To prevent firescale, stop oxygen from getting in contact with the metal. Firescale is formed whenever silver and sterling is heated above about 1000 degrees F. Oxygen combines with copper to form cuprous oxide which exhibits as firescale.
Prips Flux, denatured alcohol/borax solution, Cupronil…any of these products will work. You might try coating the whole piece in flux before soldering. Be generous with the flux.
To properly apply anti-firescale-fluxes, the metal must be heated slightly. Paint, dip the piece or spray on the anti-fs-flux. A mist atomizer bottle works well here. If the metal temperature is correct a white grainy coating will form. Quickly play a flame across the wet fluxed metal to dry it. This will evaporate the alcohol, leaving a white coating of tiny borax crystals.
Apply a paste flux on your joints - sparingly. When heated it will migrate out away from the joint, washing away the surrounding anti-fs-flux. Break up your soldering job into small steps, rather than trying to solder all joint at one time.
Ochre is a good solder melt out preventative if you’re working on multiple solder joints.
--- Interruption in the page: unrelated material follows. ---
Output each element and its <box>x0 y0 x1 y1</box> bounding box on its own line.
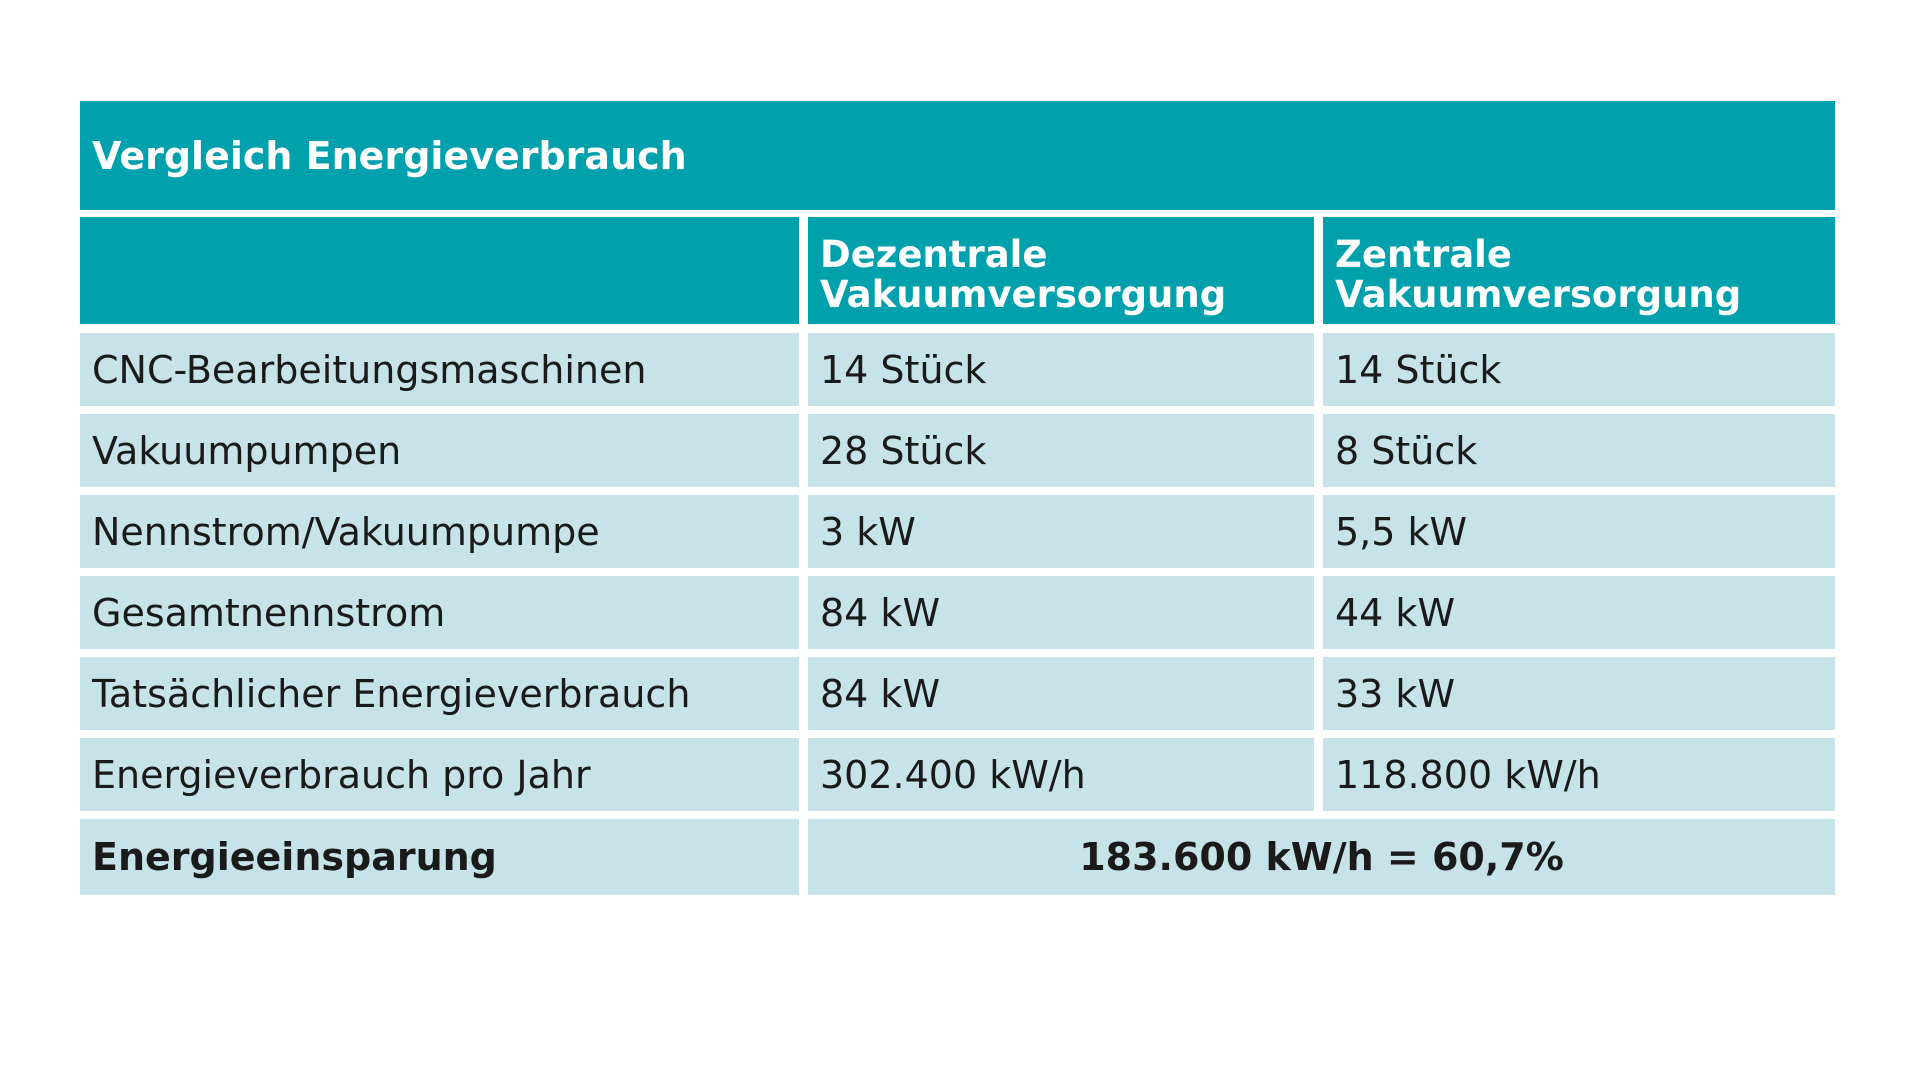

Coat the previously soldered joints with ochre, but do not inhale heated ochre fumes. Nasty and very unhealthy!
Heating must be done quickly, using a large flame. Bring the heat up quickly and evenly, get the solder to flow, and then get the torch away immediately. If it isn't done quickly, the flux will break down, burn off and fire scale will form.
Use the hottest torch you own and don‘t be afraid to use the larger torch tips. As you do more soldering and become adept with heat and flame control you will find ways to utilize those small tips. Don’t use MAP bottle gas and small butane torches to solder joints. They simply don’t get hot enough,quickly enough.
Then pickle, pickle, pickle - we find warm pickle to be the most effective.